Todos los seres humanos tenemos sentimientos.

Es más, tenemos conciencia de los sentimientos que nos vinculan a los demás objetos, bien porque deseamos poseerlos, o bien  por todo lo contrario, esto es, porque deseamos rechazarlos.

Un objeto, como ya sabemos, es todo aquello que podemos delimitar y juzgar, por tanto, el ser humano también es un objeto en tanto que se delimita a sí mismo y se juzga en su totalidad o en parte.

Los sentimientos mismos, se hacen objeto para el sujeto que los posee, y puede “leerlos”, es decir, describirlos, delimitarlos y calificarlos también. Con los sentimientos, cada uno ordenamos los objetos que componen la realidad, mejor dicho: nuestra realidad, ese mundo particular de cada cual.

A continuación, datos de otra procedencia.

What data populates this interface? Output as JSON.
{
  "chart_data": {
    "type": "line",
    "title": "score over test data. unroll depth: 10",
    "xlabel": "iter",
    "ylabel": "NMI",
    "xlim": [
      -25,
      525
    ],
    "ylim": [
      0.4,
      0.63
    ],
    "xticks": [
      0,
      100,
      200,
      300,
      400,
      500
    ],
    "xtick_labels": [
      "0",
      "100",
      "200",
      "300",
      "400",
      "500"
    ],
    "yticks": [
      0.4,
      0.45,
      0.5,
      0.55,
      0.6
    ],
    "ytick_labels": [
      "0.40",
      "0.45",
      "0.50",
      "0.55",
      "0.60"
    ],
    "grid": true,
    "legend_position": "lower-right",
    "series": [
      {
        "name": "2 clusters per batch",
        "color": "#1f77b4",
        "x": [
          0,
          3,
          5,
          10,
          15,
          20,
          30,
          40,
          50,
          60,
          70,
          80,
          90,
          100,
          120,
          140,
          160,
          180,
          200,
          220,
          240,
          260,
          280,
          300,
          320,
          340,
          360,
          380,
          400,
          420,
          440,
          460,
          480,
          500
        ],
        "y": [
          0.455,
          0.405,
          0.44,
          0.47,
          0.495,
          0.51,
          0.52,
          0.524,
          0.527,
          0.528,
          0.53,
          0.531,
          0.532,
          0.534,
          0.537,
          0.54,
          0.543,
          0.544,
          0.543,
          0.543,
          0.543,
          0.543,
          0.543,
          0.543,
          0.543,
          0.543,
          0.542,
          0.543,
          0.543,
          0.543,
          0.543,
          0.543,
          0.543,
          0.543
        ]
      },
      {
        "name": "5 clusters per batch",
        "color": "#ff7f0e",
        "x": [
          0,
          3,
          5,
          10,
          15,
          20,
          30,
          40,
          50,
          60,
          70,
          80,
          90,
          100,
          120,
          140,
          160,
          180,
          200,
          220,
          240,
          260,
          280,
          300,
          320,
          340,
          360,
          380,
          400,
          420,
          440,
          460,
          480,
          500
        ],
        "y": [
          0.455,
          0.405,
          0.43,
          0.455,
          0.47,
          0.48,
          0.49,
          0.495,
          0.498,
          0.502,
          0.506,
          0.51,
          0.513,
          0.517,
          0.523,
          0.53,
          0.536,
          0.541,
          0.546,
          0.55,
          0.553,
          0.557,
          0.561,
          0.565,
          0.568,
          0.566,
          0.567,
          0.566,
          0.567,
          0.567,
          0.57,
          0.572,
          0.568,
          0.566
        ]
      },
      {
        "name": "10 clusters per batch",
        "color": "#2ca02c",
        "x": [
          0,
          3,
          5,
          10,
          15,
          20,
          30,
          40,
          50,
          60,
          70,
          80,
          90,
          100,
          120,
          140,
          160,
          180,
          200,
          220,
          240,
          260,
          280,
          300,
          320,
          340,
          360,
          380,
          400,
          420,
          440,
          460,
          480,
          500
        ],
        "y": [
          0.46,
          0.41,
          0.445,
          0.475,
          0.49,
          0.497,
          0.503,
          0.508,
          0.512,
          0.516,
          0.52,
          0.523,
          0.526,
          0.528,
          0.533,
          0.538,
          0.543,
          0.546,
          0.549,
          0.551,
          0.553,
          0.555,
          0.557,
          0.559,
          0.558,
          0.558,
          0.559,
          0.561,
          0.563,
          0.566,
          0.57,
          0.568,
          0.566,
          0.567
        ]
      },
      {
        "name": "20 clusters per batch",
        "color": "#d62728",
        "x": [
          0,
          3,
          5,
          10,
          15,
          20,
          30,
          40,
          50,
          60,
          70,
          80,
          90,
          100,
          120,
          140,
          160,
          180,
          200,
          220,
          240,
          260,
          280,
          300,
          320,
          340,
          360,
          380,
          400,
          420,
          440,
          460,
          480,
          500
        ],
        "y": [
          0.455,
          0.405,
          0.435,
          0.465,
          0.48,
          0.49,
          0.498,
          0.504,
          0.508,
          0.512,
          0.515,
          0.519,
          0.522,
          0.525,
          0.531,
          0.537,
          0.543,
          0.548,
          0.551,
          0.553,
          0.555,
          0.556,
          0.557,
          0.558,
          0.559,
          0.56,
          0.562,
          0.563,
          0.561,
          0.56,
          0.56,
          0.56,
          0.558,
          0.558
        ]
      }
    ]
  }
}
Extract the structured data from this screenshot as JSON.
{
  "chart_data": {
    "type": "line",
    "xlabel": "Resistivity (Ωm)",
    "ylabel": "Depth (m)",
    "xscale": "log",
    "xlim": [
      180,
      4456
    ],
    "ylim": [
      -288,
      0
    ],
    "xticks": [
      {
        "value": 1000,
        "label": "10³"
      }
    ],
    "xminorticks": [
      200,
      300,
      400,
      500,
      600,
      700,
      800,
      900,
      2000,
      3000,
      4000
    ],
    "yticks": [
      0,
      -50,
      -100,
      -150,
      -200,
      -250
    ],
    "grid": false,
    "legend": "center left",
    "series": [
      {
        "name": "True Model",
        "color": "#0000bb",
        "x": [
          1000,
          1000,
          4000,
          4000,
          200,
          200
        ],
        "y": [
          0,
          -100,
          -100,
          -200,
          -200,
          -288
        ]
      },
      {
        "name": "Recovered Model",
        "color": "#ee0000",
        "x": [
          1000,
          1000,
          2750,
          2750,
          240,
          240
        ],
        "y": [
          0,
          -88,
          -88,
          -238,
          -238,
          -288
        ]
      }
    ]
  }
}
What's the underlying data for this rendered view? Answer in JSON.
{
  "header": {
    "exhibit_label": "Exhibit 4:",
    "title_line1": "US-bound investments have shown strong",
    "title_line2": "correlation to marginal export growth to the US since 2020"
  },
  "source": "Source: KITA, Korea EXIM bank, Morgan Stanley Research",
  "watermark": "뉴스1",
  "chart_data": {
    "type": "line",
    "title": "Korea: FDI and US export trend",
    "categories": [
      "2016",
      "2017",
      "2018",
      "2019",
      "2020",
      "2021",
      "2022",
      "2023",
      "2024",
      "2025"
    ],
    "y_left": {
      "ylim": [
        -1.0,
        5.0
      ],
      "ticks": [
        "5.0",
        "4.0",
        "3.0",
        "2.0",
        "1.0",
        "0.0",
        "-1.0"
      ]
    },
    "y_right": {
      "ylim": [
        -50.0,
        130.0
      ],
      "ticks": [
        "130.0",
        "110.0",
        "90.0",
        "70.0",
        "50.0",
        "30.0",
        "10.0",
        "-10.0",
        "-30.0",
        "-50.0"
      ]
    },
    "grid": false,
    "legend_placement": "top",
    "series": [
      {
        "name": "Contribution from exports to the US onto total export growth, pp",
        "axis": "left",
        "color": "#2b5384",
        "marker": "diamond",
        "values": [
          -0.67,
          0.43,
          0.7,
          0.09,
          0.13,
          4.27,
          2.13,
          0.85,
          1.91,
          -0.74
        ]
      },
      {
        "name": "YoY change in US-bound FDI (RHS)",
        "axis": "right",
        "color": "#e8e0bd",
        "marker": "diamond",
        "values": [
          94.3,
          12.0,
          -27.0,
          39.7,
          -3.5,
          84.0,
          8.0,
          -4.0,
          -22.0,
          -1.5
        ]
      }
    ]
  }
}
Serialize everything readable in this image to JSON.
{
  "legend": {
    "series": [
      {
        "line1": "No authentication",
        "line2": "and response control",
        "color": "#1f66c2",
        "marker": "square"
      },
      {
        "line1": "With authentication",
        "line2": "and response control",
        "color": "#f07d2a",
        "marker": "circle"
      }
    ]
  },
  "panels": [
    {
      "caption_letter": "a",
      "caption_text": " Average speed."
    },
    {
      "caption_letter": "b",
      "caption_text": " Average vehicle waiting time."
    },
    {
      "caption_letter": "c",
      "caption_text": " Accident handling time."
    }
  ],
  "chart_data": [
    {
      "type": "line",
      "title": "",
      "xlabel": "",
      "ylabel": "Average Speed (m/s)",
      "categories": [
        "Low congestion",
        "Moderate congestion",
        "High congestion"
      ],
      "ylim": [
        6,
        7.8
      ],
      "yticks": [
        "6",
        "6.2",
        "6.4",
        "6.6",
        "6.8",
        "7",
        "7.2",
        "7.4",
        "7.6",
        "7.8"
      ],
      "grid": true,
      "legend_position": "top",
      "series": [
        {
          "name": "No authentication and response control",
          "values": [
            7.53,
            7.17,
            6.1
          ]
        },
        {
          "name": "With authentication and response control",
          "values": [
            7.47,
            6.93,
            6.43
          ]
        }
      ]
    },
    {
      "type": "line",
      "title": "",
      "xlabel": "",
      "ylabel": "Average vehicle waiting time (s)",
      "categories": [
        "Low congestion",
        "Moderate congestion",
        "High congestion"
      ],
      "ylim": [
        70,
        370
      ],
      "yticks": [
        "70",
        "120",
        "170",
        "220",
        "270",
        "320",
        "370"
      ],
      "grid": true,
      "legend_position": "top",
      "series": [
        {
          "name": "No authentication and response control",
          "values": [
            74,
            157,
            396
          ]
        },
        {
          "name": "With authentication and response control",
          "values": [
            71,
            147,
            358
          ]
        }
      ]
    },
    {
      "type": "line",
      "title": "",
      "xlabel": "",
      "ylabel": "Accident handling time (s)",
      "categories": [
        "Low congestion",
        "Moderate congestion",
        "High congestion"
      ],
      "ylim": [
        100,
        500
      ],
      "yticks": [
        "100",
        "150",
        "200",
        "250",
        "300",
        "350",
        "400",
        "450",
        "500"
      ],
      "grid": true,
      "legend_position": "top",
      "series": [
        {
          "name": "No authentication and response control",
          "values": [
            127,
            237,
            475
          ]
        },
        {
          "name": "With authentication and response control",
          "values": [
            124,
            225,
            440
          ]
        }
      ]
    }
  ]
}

Además, la relación que uno establece con esos objetos de su realidad, depende tanto del sentimiento que él profese a esos objetos, como de los sentimientos que pueda pensar que le profesan a él.

En función de lo anterior, y merced a lo que “apetece” de los objetos y de sí mismo, el ser humano, se interesa por los demás objetos, para hacerlos suyos o intentar hacerlos suyos; también, por supuesto, para  alejarlos de sí.

Aunque no siempre es posible dar satisfacción al deseo, sí que se pretende siempre. Por eso, al ser el sujeto una “máquina” de desear, su relación con la realidad es necesariamente conflictiva. Y es conflictiva porque:

Quiere lo que no tiene
Teme perder lo que tiene
Tiene que contar con lo que no desearía tener

No habría selección de la realidad, es decir, ordenación personal del mundo que nos rodea, si careciéramos de sentimientos, o todos poseyéramos los mismos.

“Mientras la razón, nos uniforma a unos y a otros, los sentimientos distinguen a unos de los otros”.  (Spinoza).